一般的に,カメラを構えた位置のままズームして構図(被写体の大きさ)を調整することができるズームレンズのほうが便利です.しかし,便利なズームレンズにも欠点はいくつかあり,単焦点レンズが優れている面もあります.
ズームレンズは焦点距離を変えるためのズーム機構が必要なため,レンズが大きく・重たくなる傾向にあります.また,機構が複雑になるのでF値が低い明るいレンズを開発するには高い技術が必要とされています.そのため,ズームレンズで明るいレンズは高額になりがちです.
逆に,単焦点レンズはシンプルな設計でつくることができるというメリットがあるので,F値の低い明るいレンズを比較的安価に購入することが可能です.また一般的には,描写が美しさも単焦点レンズの方が優れています.

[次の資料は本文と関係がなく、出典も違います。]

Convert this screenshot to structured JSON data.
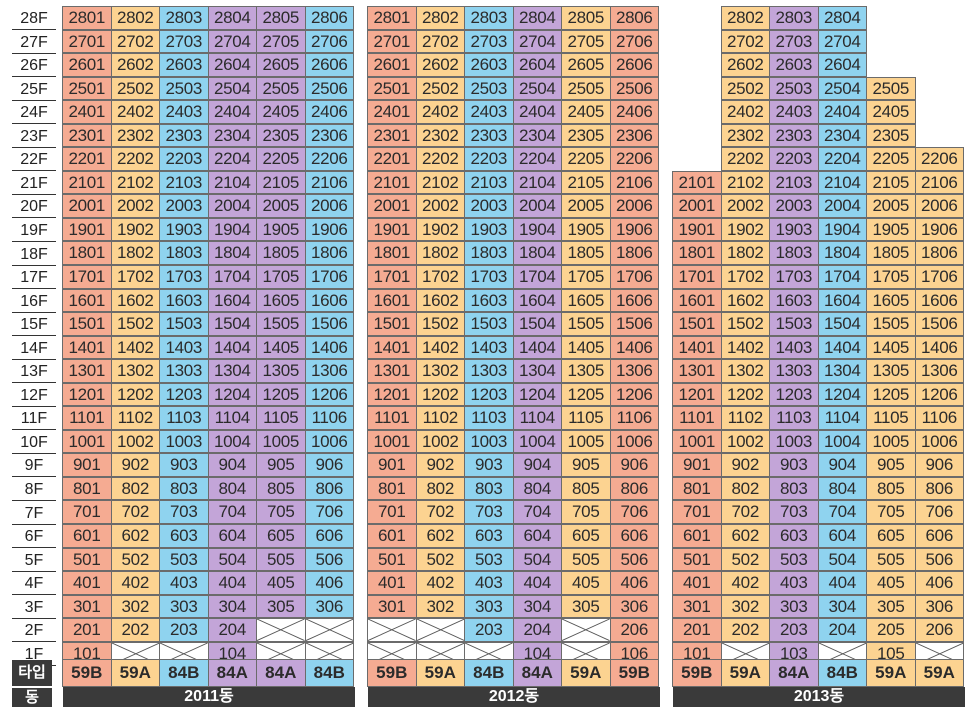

NikonのZレンズを例に比較してみます.『NIKKOR Z 24-70mm f/2.8 S』のメーカー価格は336,500円,『NIKKOR Z 50mm f/1.8 S』のメーカー価格は91,850円.やはり単焦点レンズの方が安価に設定されていることが分かります.
参照サイト : Zマウントレンズ製品一覧
- 焦点距離を調整できる
- カメラの入門レンズとしてもおすすめ
- レンズキットに同梱されることが多い
- サイズが大きくなりがち
- 価格が高くなりがち
- 焦点距離が決まっている
- カメラに慣れてくると欲しくなる
- ズームレンズよりコンパクトなレンズが多い
- ズームレンズより安価になりやすい
- なんといっても描写が綺麗なレンズが多い
「ズームレンズ」「単焦点レンズ」焦点距離の表記
ズームレンズにも単焦点レンズにも,レンズ本体に焦点距離が数字で明記されています.
ズームレンズの場合は「〇〇-〇〇mm」のように,広角側と望遠側の焦点距離が表記されます.例えば,「16-50mm」と書かれているレンズの場合は,広角側の焦点距離が16mmで,望遠側の焦点距離が50mmということになります.

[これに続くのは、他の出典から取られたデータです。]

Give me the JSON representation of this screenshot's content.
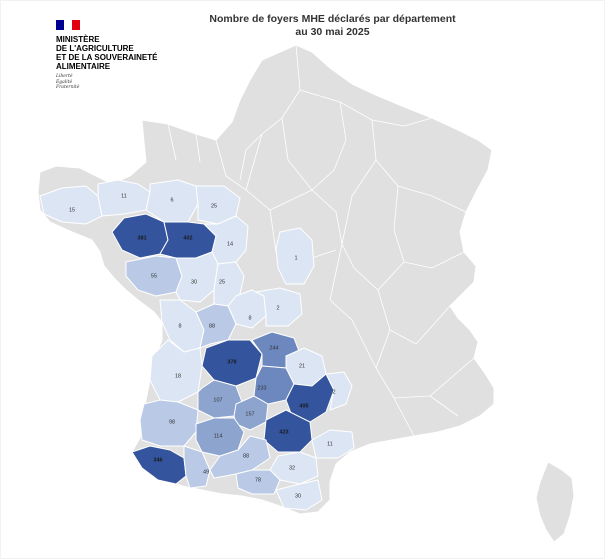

単焦点レンズの場合は「〇〇mm」のように焦点距離が表記されます.例えば,「35mm」と書かれているレンズでは,焦点距離は35mmということになります.
また,レンズの表記で「mm」は省略されるケースもあり,数十年前のオールドレンズでは単位に「mm」ではなく「cm」が使われているものもあります.
高倍率ズームレンズについて
ズームレンズには,広角レンズの画角から望遠レンズの画角までを幅広くカバーする,『高倍率ズーム』と呼ばれるレンズもあります.
一般的には,40mm以下の焦点距離を広角,80mm以上の焦点距離をズームと分類することが多いので,それくらいの画角をカバーしているレンズは高倍率ズームレンズと定義して良いと思います.
「18mm〜400mm」といった幅広い焦点距離で撮影できるレンズも市場にはあるので,広角レンズと望遠レンズを複数本持ち運ぶのが面倒に感じる人は,高倍率ズームレンズの購入を検討してみるのもよいでしょう.